In a rotating electrical machine with the aforementioned configuration disclosed in JP 2008-92700A (Reference 1), a stator is configured such that a plurality of toothed portions are formed on the inner circumference of a ring-shaped stator core, an insulator is disposed while overlapping the toothed portions, and a coil strand is wound around the toothed portions on which the insulator is disposed.

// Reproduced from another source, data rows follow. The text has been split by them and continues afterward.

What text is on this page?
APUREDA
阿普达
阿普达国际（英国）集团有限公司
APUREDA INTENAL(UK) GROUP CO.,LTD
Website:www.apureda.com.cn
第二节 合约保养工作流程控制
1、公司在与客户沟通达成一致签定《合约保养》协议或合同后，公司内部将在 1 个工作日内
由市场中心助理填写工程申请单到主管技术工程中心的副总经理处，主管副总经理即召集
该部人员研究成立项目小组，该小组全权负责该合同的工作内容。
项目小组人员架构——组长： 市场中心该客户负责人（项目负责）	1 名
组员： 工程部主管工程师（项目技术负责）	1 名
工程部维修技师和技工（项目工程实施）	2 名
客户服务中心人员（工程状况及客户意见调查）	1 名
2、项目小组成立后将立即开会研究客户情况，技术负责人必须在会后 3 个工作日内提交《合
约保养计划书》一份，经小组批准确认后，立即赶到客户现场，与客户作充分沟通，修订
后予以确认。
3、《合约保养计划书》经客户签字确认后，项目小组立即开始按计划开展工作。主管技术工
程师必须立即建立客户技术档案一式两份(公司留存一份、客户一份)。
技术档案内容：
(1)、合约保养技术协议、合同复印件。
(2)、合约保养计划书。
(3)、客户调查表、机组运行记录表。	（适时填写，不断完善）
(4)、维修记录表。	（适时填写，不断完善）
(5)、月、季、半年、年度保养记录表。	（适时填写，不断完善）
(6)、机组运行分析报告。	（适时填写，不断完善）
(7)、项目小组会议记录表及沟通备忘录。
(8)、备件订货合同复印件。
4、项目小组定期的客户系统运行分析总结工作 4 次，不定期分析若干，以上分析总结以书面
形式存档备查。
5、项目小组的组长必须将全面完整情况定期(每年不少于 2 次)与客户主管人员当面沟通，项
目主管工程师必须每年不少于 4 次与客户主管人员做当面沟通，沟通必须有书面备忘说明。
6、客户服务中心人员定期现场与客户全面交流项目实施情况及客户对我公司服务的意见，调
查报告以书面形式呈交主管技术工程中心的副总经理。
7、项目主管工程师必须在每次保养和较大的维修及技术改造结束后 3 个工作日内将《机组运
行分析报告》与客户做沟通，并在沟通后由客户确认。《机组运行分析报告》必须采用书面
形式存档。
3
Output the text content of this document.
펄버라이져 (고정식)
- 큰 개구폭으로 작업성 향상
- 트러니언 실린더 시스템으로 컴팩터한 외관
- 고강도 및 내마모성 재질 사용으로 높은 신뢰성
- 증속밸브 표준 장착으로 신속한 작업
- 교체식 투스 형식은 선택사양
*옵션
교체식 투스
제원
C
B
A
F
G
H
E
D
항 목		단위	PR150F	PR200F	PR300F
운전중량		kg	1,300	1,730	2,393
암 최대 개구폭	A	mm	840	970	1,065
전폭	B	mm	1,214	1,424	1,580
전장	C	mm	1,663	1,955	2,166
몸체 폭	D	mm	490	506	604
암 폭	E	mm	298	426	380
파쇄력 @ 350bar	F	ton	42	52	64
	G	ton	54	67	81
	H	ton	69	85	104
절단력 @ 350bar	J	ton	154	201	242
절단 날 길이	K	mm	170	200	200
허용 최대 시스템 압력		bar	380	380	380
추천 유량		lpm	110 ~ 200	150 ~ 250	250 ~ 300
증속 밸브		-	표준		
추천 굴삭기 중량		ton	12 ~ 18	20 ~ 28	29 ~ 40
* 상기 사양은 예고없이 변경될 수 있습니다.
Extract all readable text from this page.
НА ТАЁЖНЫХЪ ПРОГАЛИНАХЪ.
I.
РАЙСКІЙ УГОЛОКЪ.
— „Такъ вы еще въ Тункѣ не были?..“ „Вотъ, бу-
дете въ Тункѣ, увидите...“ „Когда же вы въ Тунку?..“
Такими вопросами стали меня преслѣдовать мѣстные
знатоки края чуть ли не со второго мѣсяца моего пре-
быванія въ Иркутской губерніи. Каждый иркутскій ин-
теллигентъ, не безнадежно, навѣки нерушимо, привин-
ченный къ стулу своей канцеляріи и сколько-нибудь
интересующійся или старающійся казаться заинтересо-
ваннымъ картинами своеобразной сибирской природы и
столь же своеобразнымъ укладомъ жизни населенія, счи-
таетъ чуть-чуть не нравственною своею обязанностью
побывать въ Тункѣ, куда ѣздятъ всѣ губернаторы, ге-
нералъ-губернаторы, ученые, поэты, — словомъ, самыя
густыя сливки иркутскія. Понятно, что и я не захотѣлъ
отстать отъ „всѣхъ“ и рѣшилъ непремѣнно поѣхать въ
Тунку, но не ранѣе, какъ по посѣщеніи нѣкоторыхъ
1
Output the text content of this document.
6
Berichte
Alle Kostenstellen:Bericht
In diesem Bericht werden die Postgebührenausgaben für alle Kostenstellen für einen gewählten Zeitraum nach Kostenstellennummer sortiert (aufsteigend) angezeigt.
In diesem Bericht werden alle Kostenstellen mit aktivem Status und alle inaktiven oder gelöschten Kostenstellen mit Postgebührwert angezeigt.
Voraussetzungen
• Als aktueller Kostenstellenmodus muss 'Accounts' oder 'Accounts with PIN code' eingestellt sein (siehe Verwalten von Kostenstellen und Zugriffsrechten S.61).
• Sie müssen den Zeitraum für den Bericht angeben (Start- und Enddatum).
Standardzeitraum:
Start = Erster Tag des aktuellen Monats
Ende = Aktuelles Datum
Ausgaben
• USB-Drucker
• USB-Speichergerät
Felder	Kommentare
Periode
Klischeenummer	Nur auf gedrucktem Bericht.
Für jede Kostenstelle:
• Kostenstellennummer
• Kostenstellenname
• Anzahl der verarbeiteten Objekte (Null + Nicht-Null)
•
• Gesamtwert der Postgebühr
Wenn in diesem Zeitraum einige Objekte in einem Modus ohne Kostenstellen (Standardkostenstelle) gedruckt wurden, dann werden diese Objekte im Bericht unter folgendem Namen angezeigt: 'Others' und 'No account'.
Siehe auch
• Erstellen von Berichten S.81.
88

In the rotating electrical machine disclosed in Reference 1, a flange-shaped portion is formed in a protruding end portion of the toothed portion in such a manner as to extend in a circumferential direction, and a coil slot is formed in a region surrounded by the internal surface of the stator core, the external surface of the toothed portion, and the flange-shaped portion of the toothed portion.
For example, a rotating electrical machine such as a brushless DC motor includes a core including an annular yoke portion disposed while being centered around a rotation axis; a plurality of toothed portions that protrude from the yoke portion in a radial direction; and a tooth flange portion that circumferentially sticks out from a protruding end of each of the plurality of toothed portions while being centered around the rotation axis.
In many cases, this rotating electrical machine also adopts a configuration in which an insulator made of resin is mounted in a region from the toothed portion to the tooth flange portion, and a coil strand is wound around a toothed portion of the insulator.
As disclosed in Reference 1, when the coil strand is wound around the toothed portion of the insulator, a wire needle is used to supply the coil strand from a tip end thereof, and tension is applied to the coil strand such that the occurrence of sagging is prevented during a winding operation. However, when the coil strand is wound around the toothed portion in a state where tension is applied to the wire strand, the tension of a post-winding coil strand is added to the tension of a pre-winding coil strand, and thus an excessive pressure is applied to the insulator, and the insulator may be cracked.
In many cases, this cracking may occur at the boundary between a portion of the insulator with which the toothed portion is covered, and a portion of the insulator with which the tooth flange portion is covered. The reason of this is that the pressure of the coil strand is concentrated at the boundary between the portion of the insulator with which the toothed portion is covered, and the portion of the insulator with which the tooth flange portion is covered. An increase in the thickness of the insulator may be considered as a countermeasure against this problem; however, if the thickness of the insulator is simply increased, the number of turns of the coil strand is reduced, and the performance of the rotating electrical machine is decreased. Therefore, there is room for improvement.